# Issue
Markdown headings do not end until an other heading of the same level or higher is defined.
This introduces some structure issues, especially for coding developers who look at text structure in a different way.
# Showcase
This text is written into the "Showcase" heading "namespace"/"layer".
## Heading 2:
This other text is written into "Heading 2" namespace.
In order to end this Heading 2 namspace i have to create an other heading of the same level (2) or higher (1).
But to remain into the "Showcase" heading level i have to create a new heading 2.
## Heading 2.1:
By doing this, this new text will be included uner Heading 2.1 namespace, so the "Heading 2" namespace ended.
NOW, if i want to go back to write into "Showcase" namespace then i am not able to do it cause all the text that i am going to write next, will be under the "Heading 2.1" namespace.
# Conclusion
This "issue" creates structural and logical confusion (think about having to manage with lot of concatenated headings).
# Other observation
There should also be a ***setting*** to be added into markdown language:
the chance of being able to indent / tabulate all the text under a heading in order to improve the text-structure readability, like it's done into coding editors.
For example, in the text i've wrote till now, Heading 2 and Heading 2.1 should be indented inside "Showcase" in order to let the structure of "Showcase" be more readable.
Thank you.
Markdown is for human text and supports structures used in normal human text. It is not a programming language, a layout engine, or a data format. Markdown is not intended to be the text version of “Turing Complete”.
In human text, headings demarcate sections and subsections. The only way one terminates a section in human text is to start a new one, whether same, lower or higher level. This is not a limitation. It is the nature of linear text flows and works this way because it is less confusing for human readers. You can prove me wrong by linking to one example of a book, essay, academic paper or technical documentation where the text flow drops into a sub section and then pops back out to the parent or root section without starting a new section (Is this what you mean by “manage with lot of concatenated headings”?). I don’t know what you mean by “structural and logical confusion”. All the kinds of writing I just mentioned have used headings that work exactly how Markdown headings work for at least hundreds of years.
Or could you please link to an example showing how “coding developers who look at text structure in a different way”? You haven’t explained what you’re trying to do. Maybe this is an XY problem.
There are cases in natural human text where one drops into a nested item and later pops back out to the parent:
- nested lists (supported by Markdown)
- nested text blocks (supported by Markdown block quotes, fenced code blocks, and indented code blocks)
So if you are trying to shoehorn your coding developer use case into prose-oriented Markdown, perhaps you should one of those. Otherwise you might want to look at a more machine/data oriented format like XML or YAML.
My latest conclusion was this:
I don’t know if anyone ever wrote an extension for a CM parser to implement this. I doubt it would ever be included as part of the core syntax.

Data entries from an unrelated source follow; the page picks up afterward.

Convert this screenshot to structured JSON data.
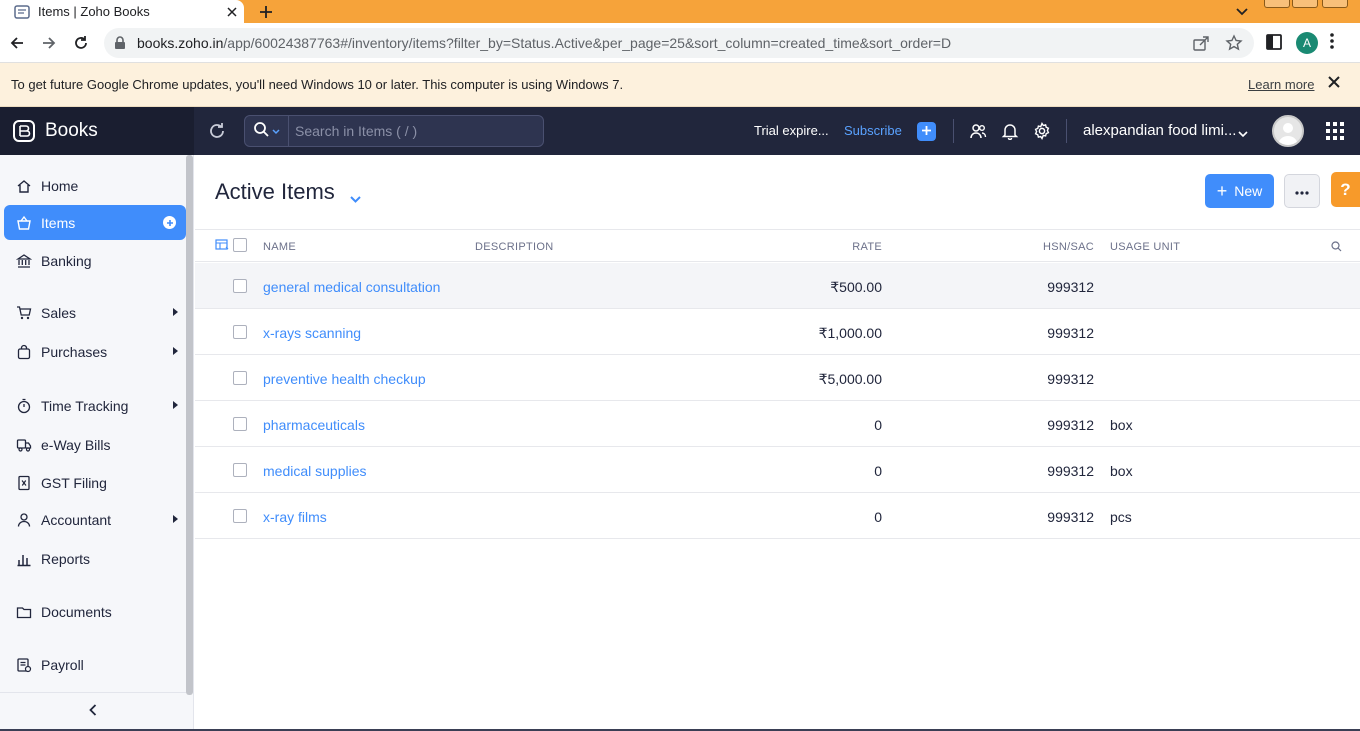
{
  "browser": {
    "tab_title": "Items | Zoho Books",
    "url_host": "books.zoho.in",
    "url_path": "/app/60024387763#/inventory/items?filter_by=Status.Active&per_page=25&sort_column=created_time&sort_order=D",
    "profile_initial": "A",
    "infobar_text": "To get future Google Chrome updates, you'll need Windows 10 or later. This computer is using Windows 7.",
    "infobar_link": "Learn more"
  },
  "header": {
    "brand": "Books",
    "search_placeholder": "Search in Items ( / )",
    "trial_text": "Trial expire...",
    "subscribe_label": "Subscribe",
    "org_name": "alexpandian food limi..."
  },
  "sidebar": {
    "items": [
      {
        "label": "Home",
        "icon": "home-icon"
      },
      {
        "label": "Items",
        "icon": "basket-icon",
        "active": true
      },
      {
        "label": "Banking",
        "icon": "bank-icon"
      },
      {
        "label": "Sales",
        "icon": "cart-icon"
      },
      {
        "label": "Purchases",
        "icon": "bag-icon"
      },
      {
        "label": "Time Tracking",
        "icon": "stopwatch-icon"
      },
      {
        "label": "e-Way Bills",
        "icon": "truck-icon"
      },
      {
        "label": "GST Filing",
        "icon": "document-icon"
      },
      {
        "label": "Accountant",
        "icon": "person-icon"
      },
      {
        "label": "Reports",
        "icon": "bar-chart-icon"
      },
      {
        "label": "Documents",
        "icon": "folder-icon"
      },
      {
        "label": "Payroll",
        "icon": "payroll-icon"
      }
    ]
  },
  "main": {
    "title": "Active Items",
    "new_label": "New",
    "help_label": "?",
    "columns": {
      "name": "NAME",
      "description": "DESCRIPTION",
      "rate": "RATE",
      "hsn": "HSN/SAC",
      "unit": "USAGE UNIT"
    },
    "rows": [
      {
        "name": "general medical consultation",
        "description": "",
        "rate": "₹500.00",
        "hsn": "999312",
        "unit": ""
      },
      {
        "name": "x-rays scanning",
        "description": "",
        "rate": "₹1,000.00",
        "hsn": "999312",
        "unit": ""
      },
      {
        "name": "preventive health checkup",
        "description": "",
        "rate": "₹5,000.00",
        "hsn": "999312",
        "unit": ""
      },
      {
        "name": "pharmaceuticals",
        "description": "",
        "rate": "0",
        "hsn": "999312",
        "unit": "box"
      },
      {
        "name": "medical supplies",
        "description": "",
        "rate": "0",
        "hsn": "999312",
        "unit": "box"
      },
      {
        "name": "x-ray films",
        "description": "",
        "rate": "0",
        "hsn": "999312",
        "unit": "pcs"
      }
    ]
  },
  "colors": {
    "accent": "#408dfb",
    "header_bg": "#21263c",
    "tab_strip": "#f6a33a",
    "help": "#f79a2a"
  }
}
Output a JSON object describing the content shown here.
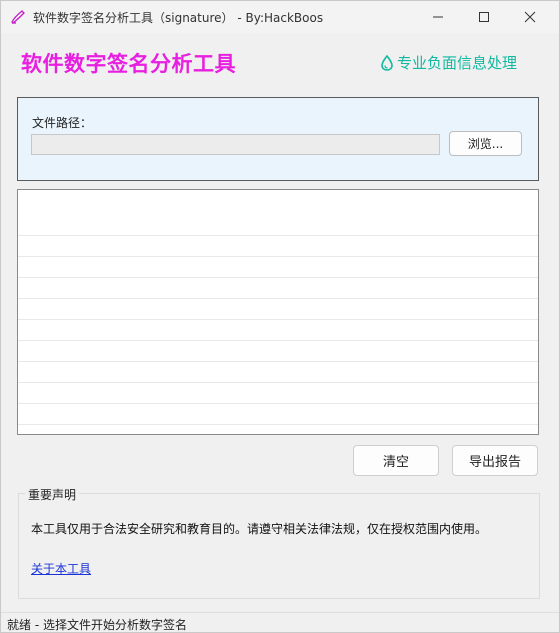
{
  "window": {
    "title": "软件数字签名分析工具（signature） - By:HackBoos"
  },
  "header": {
    "title": "软件数字签名分析工具",
    "tagline": "专业负面信息处理",
    "tagline_icon": "drop-icon",
    "accent_color": "#e81ee0",
    "tagline_color": "#10b9a0"
  },
  "file_panel": {
    "label": "文件路径：",
    "path_value": "",
    "browse_label": "浏览..."
  },
  "results": {
    "items": []
  },
  "actions": {
    "clear_label": "清空",
    "export_label": "导出报告"
  },
  "notice": {
    "title": "重要声明",
    "text": "本工具仅用于合法安全研究和教育目的。请遵守相关法律法规，仅在授权范围内使用。",
    "link_label": "关于本工具"
  },
  "status": {
    "text": "就绪 - 选择文件开始分析数字签名"
  }
}
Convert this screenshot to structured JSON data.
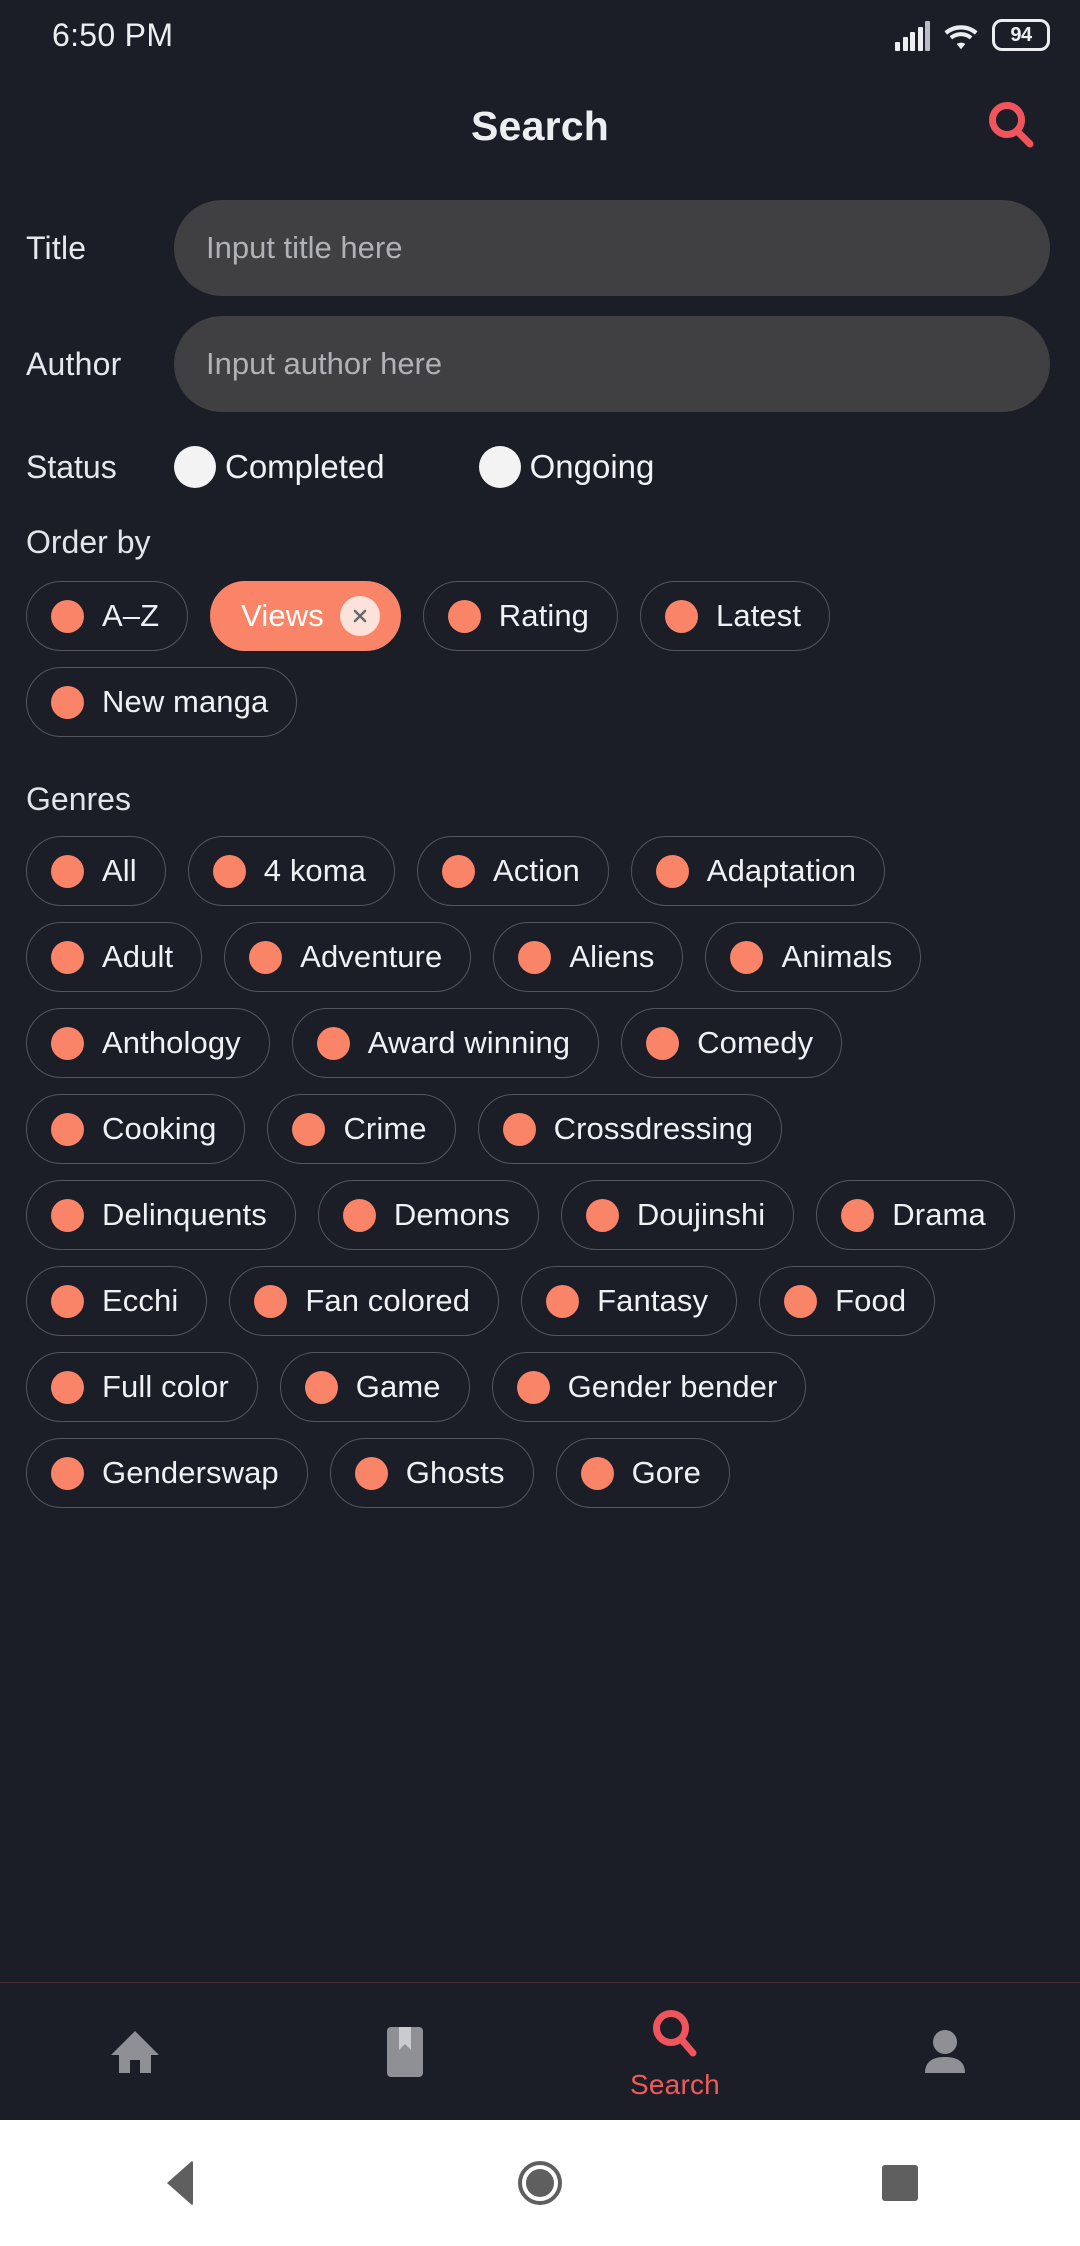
{
  "status_bar": {
    "time": "6:50 PM",
    "battery": "94",
    "icons": [
      "signal-icon",
      "wifi-icon",
      "battery-icon"
    ]
  },
  "app_bar": {
    "title": "Search",
    "action_icon": "search-icon"
  },
  "form": {
    "title": {
      "label": "Title",
      "value": "",
      "placeholder": "Input title here"
    },
    "author": {
      "label": "Author",
      "value": "",
      "placeholder": "Input author here"
    },
    "status": {
      "label": "Status",
      "options": [
        {
          "label": "Completed",
          "selected": false
        },
        {
          "label": "Ongoing",
          "selected": false
        }
      ]
    }
  },
  "order_by": {
    "heading": "Order by",
    "chips": [
      {
        "label": "A–Z",
        "selected": false
      },
      {
        "label": "Views",
        "selected": true
      },
      {
        "label": "Rating",
        "selected": false
      },
      {
        "label": "Latest",
        "selected": false
      },
      {
        "label": "New manga",
        "selected": false
      }
    ]
  },
  "genres": {
    "heading": "Genres",
    "chips": [
      {
        "label": "All",
        "selected": false
      },
      {
        "label": "4 koma",
        "selected": false
      },
      {
        "label": "Action",
        "selected": false
      },
      {
        "label": "Adaptation",
        "selected": false
      },
      {
        "label": "Adult",
        "selected": false
      },
      {
        "label": "Adventure",
        "selected": false
      },
      {
        "label": "Aliens",
        "selected": false
      },
      {
        "label": "Animals",
        "selected": false
      },
      {
        "label": "Anthology",
        "selected": false
      },
      {
        "label": "Award winning",
        "selected": false
      },
      {
        "label": "Comedy",
        "selected": false
      },
      {
        "label": "Cooking",
        "selected": false
      },
      {
        "label": "Crime",
        "selected": false
      },
      {
        "label": "Crossdressing",
        "selected": false
      },
      {
        "label": "Delinquents",
        "selected": false
      },
      {
        "label": "Demons",
        "selected": false
      },
      {
        "label": "Doujinshi",
        "selected": false
      },
      {
        "label": "Drama",
        "selected": false
      },
      {
        "label": "Ecchi",
        "selected": false
      },
      {
        "label": "Fan colored",
        "selected": false
      },
      {
        "label": "Fantasy",
        "selected": false
      },
      {
        "label": "Food",
        "selected": false
      },
      {
        "label": "Full color",
        "selected": false
      },
      {
        "label": "Game",
        "selected": false
      },
      {
        "label": "Gender bender",
        "selected": false
      },
      {
        "label": "Genderswap",
        "selected": false
      },
      {
        "label": "Ghosts",
        "selected": false
      },
      {
        "label": "Gore",
        "selected": false
      }
    ]
  },
  "bottom_nav": {
    "items": [
      {
        "icon": "home-icon",
        "label": "",
        "active": false
      },
      {
        "icon": "bookmark-icon",
        "label": "",
        "active": false
      },
      {
        "icon": "search-icon",
        "label": "Search",
        "active": true
      },
      {
        "icon": "person-icon",
        "label": "",
        "active": false
      }
    ]
  },
  "android_nav": {
    "buttons": [
      "back-icon",
      "home-icon",
      "recents-icon"
    ]
  },
  "colors": {
    "background": "#1b1d27",
    "accent": "#fa8468",
    "accent_active": "#f05a5a",
    "input_background": "#403f41",
    "chip_border": "#53555f",
    "text_primary": "#eceef2"
  }
}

@Crissov, I give you the same challenge:
Yes, i know a HTML <section>
supports this but even there I challenge you to find an example of where it is used that way. I think it’s supported by accident, an artifact of HTML’s XML-derived syntax (closing tags). Even if you find one, see if you can see that structure in the browser rendering. Unless the rendering/CSS applies borders, shading or indentation, it cannot show the end of a section without starting a new one, just like Markdown.
I think this also is trying to make Markdown behave like HTML/XML, whether or not it has any practical use.
In books, dream sequences, flashbacks etc. are frequently ended (and, less frequently, opened) by something like a horizontal line or sequence of asterisks. That’s basically an anonymous subchapter.
When you supply a link to examples as I requested, that shows such a break being more than a thematic break and somehow representing a nesting hierarchy, we can continue to discuss.